Las autoridades estadounidenses arrestaron a dos empresarios acusados de enviar ilegalmente chips de alto rendimiento, presuntamente de Nvidia, a China. La compañía rechaza la idea de incluir “kill switches” en sus productos y cuestiona las nuevas propuestas del gobierno.
En medio de crecientes tensiones tecnológicas entre Estados Unidos y China, el Departamento de Justicia de EE.UU. (DOJ, por sus siglas en inglés) anunció esta semana la detención de dos ciudadanos chinos acusados de contrabandear chips de inteligencia artificial (IA) por decenas de millones de dólares. El caso vuelve a poner en primer plano la batalla global por el control del desarrollo y acceso a hardware clave para la IA, con Nvidia en el centro de la escena.
Los detenidos son Chuan Geng y Shiwei Yang, residentes en California, quienes fueron arrestados el 2 de agosto por cargos de violar la Ley de Reforma del Control de Exportaciones (Export Control Reform Act). Se trata de un delito federal que contempla penas de hasta 20 años de prisión.
Según las autoridades, ambos operaban a través de su empresa con base en California, ALX Solutions, desde donde presuntamente enviaban “tecnologías sensibles”, incluyendo unidades de procesamiento gráfico (GPUs), a China. Si bien el DOJ no especificó el fabricante de los chips, la denuncia describe el producto como “el chip más potente del mercado, diseñado específicamente para aplicaciones de inteligencia artificial”, lo que coincide con las características de los H100 de Nvidia, de acuerdo con un reporte de Reuters.

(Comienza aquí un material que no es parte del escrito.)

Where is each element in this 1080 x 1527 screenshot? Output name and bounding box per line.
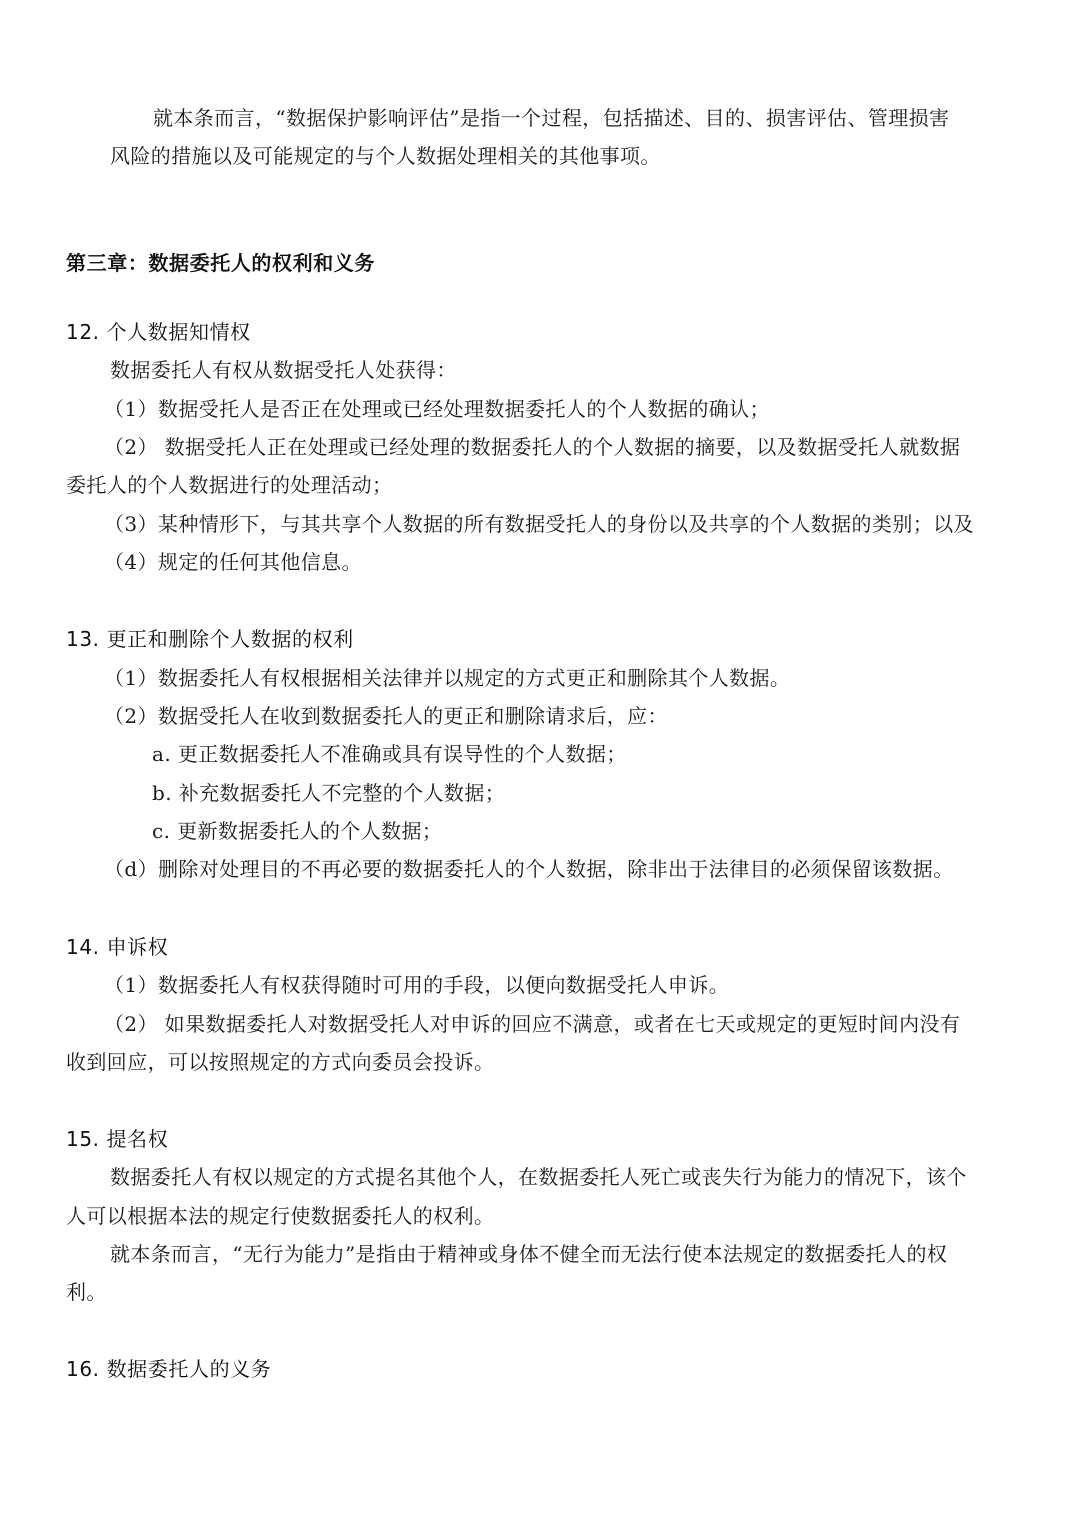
section-12-heading: 12. 个人数据知情权: [66, 320, 251, 344]
section-12-item-1: （1）数据受托人是否正在处理或已经处理数据委托人的个人数据的确认；: [104, 397, 770, 421]
intro-line-2: 风险的措施以及可能规定的与个人数据处理相关的其他事项。: [110, 144, 661, 168]
section-13-sub-c: c. 更新数据委托人的个人数据；: [152, 819, 443, 843]
section-14-heading: 14. 申诉权: [66, 935, 169, 959]
section-15-para-2-line-1: 就本条而言，“无行为能力”是指由于精神或身体不健全而无法行使本法规定的数据委托人的权: [110, 1242, 948, 1266]
section-15-para-1-line-2: 人可以根据本法的规定行使数据委托人的权利。: [66, 1204, 495, 1228]
section-12-lead: 数据委托人有权从数据受托人处获得：: [110, 358, 457, 382]
section-13-item-d: （d）删除对处理目的不再必要的数据委托人的个人数据，除非出于法律目的必须保留该数据。: [104, 857, 954, 881]
section-14-item-2-line-2: 收到回应，可以按照规定的方式向委员会投诉。: [66, 1050, 495, 1074]
section-14-item-2-line-1: （2） 如果数据委托人对数据受托人对申诉的回应不满意，或者在七天或规定的更短时间内没有: [104, 1012, 961, 1036]
section-12-item-2-line-1: （2） 数据受托人正在处理或已经处理的数据委托人的个人数据的摘要，以及数据受托人就数据: [104, 435, 961, 459]
section-13-sub-b: b. 补充数据委托人不完整的个人数据；: [152, 781, 506, 805]
section-12-item-4: （4）规定的任何其他信息。: [104, 550, 362, 574]
section-13-item-1: （1）数据委托人有权根据相关法律并以规定的方式更正和删除其个人数据。: [104, 666, 791, 690]
section-13-item-2: （2）数据受托人在收到数据委托人的更正和删除请求后，应：: [104, 704, 668, 728]
section-15-para-2-line-2: 利。: [66, 1280, 107, 1304]
section-16-heading: 16. 数据委托人的义务: [66, 1357, 272, 1381]
section-12-item-3: （3）某种情形下，与其共享个人数据的所有数据受托人的身份以及共享的个人数据的类别；以及: [104, 512, 974, 536]
section-13-heading: 13. 更正和删除个人数据的权利: [66, 627, 354, 651]
intro-line-1: 就本条而言，“数据保护影响评估”是指一个过程，包括描述、目的、损害评估、管理损害: [153, 106, 950, 130]
section-15-heading: 15. 提名权: [66, 1127, 169, 1151]
section-15-para-1-line-1: 数据委托人有权以规定的方式提名其他个人，在数据委托人死亡或丧失行为能力的情况下，该个: [110, 1165, 967, 1189]
section-13-sub-a: a. 更正数据委托人不准确或具有误导性的个人数据；: [152, 742, 627, 766]
chapter-title: 第三章：数据委托人的权利和义务: [66, 251, 375, 275]
section-14-item-1: （1）数据委托人有权获得随时可用的手段，以便向数据受托人申诉。: [104, 973, 730, 997]
section-12-item-2-line-2: 委托人的个人数据进行的处理活动；: [66, 473, 393, 497]
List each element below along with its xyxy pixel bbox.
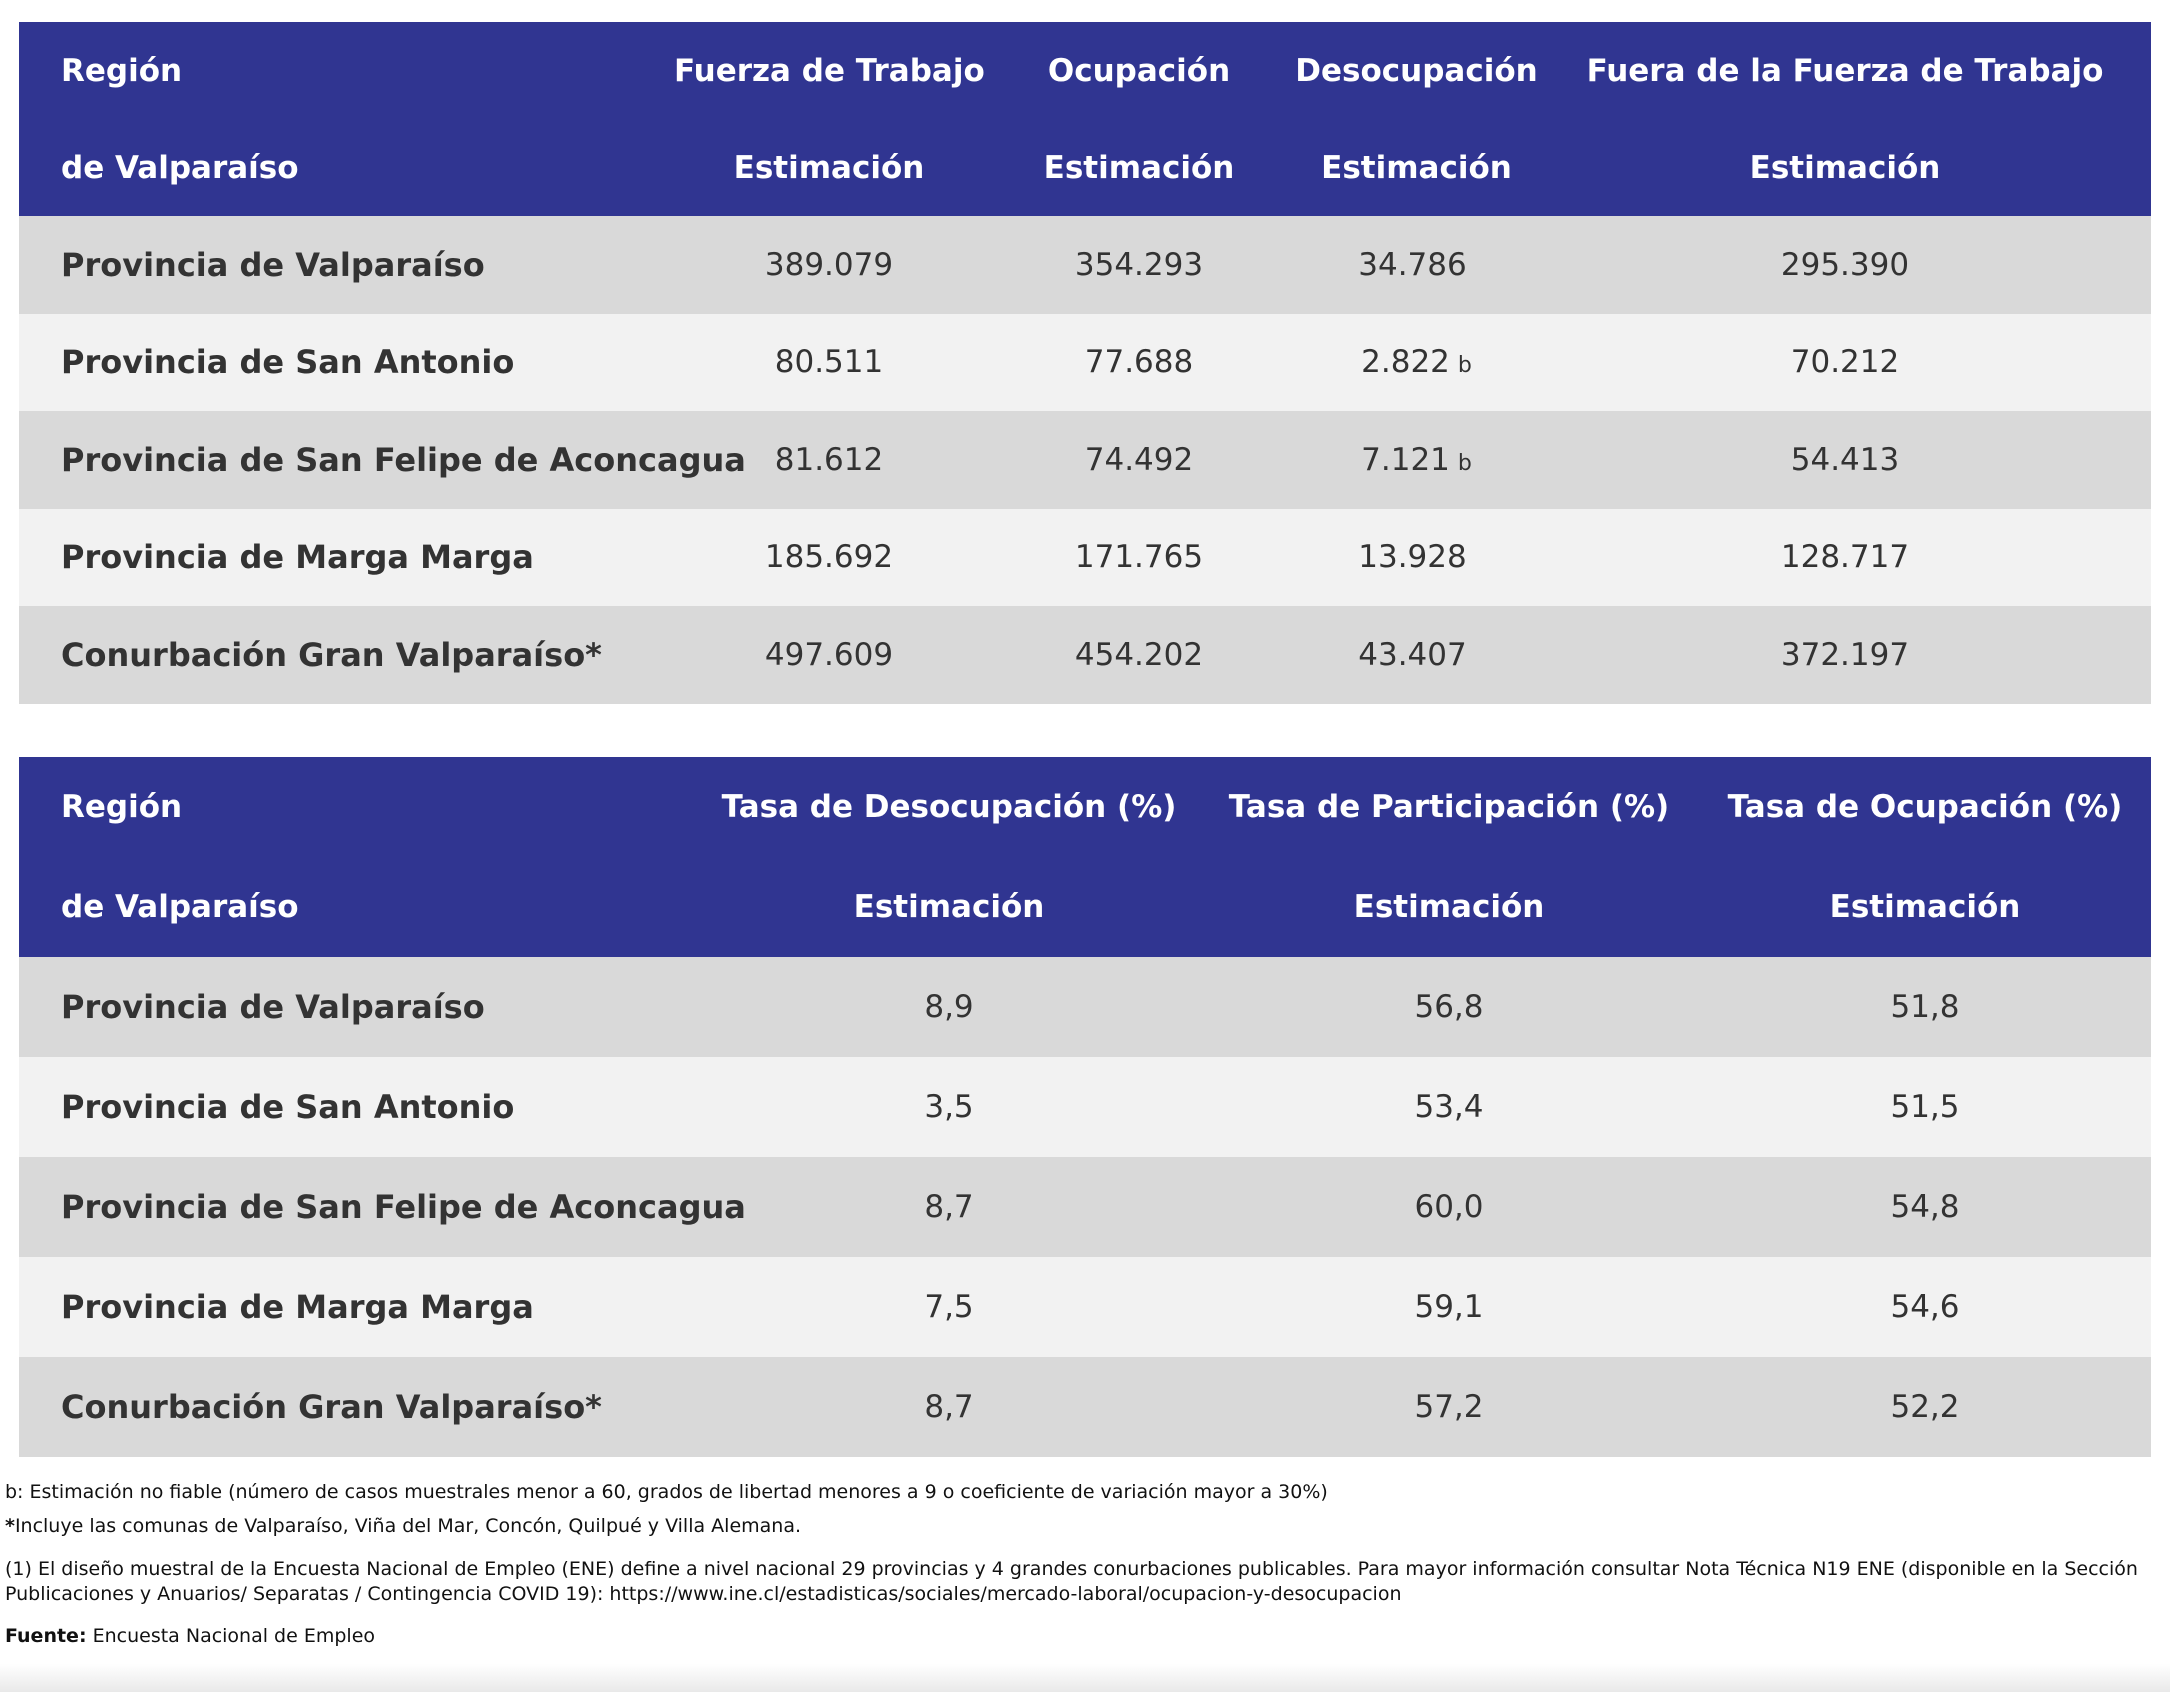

El esquema de contrabando incluía el envío de componentes a empresas logísticas en Singapur y Malasia, mientras que los pagos provenían de entidades radicadas en Hong Kong y China, según la investigación. Los fiscales también encontraron comunicaciones internas que detallaban estrategias para evadir las restricciones de exportación impuestas por EE.UU.
“Este caso demuestra que el contrabando no es una opción viable,” afirmó un vocero de Nvidia en un comunicado. “Vendemos nuestros productos principalmente a socios reconocidos, incluidos OEMs, que nos ayudan a garantizar el cumplimiento de las normativas estadounidenses de control de exportaciones.”
La compañía remarcó que incluso los exportadores pequeños están sujetos a revisiones rigurosas y que cualquier producto desviado no recibe servicio, soporte ni actualizaciones por parte de Nvidia.
Nvidia se planta frente a la presión del gobierno
El arresto se produce mientras el gobierno estadounidense debate cómo mantener su liderazgo en el desarrollo de IA sin poner en riesgo su seguridad nacional. En ese contexto, algunas autoridades han propuesto integrar tecnología de rastreo o mecanismos de desactivación (“kill switches”) dentro de los chips como medida para evitar el contrabando o el uso indebido.
Nvidia, sin embargo, se opone firmemente a esta posibilidad. En una entrada publicada en su blog el mismo martes, la empresa señaló que sus GPUs no incluyen puertas traseras ni mecanismos de apagado remoto, y advirtió sobre los riesgos que implicaría incorporarlos.
“Nvidia ha diseñado procesadores durante más de 30 años. Incluir puertas traseras o ‘kill switches’ sería un regalo para hackers y actores hostiles,” escribió la compañía.
“Eso socavaría la infraestructura digital global y fracturaría la confianza en la tecnología estadounidense.”
Además, Nvidia criticó la propuesta como una medida contraproducente que podría dañar los intereses de EE.UU.:
“No es una política sensata. Es una sobrerreacción que perjudicaría irreparablemente la seguridad económica y nacional de Estados Unidos.”
La compañía no respondió de inmediato a nuevas solicitudes de comentarios tras la publicación del comunicado.
Un dilema que excede a Nvidia
Este nuevo caso refleja el dilema que enfrenta EE.UU.: cómo seguir impulsando la innovación tecnológica en el campo de la inteligencia artificial sin ceder terreno frente a potencias rivales como China. Mientras la administración Biden continúa desarrollando su estrategia global de IA —con un enfoque cada vez más restrictivo hacia las exportaciones—, las tensiones con empresas como Nvidia dejan en evidencia las contradicciones entre seguridad, innovación y mercado global.
Por ahora, el arresto de Geng y Yang marca un nuevo capítulo en una disputa geopolítica que no da señales de enfriarse. Y pone sobre la mesa una pregunta clave: ¿hasta qué punto está dispuesto Estados Unidos a intervenir en la arquitectura de sus propios productos para proteger su liderazgo tecnológico?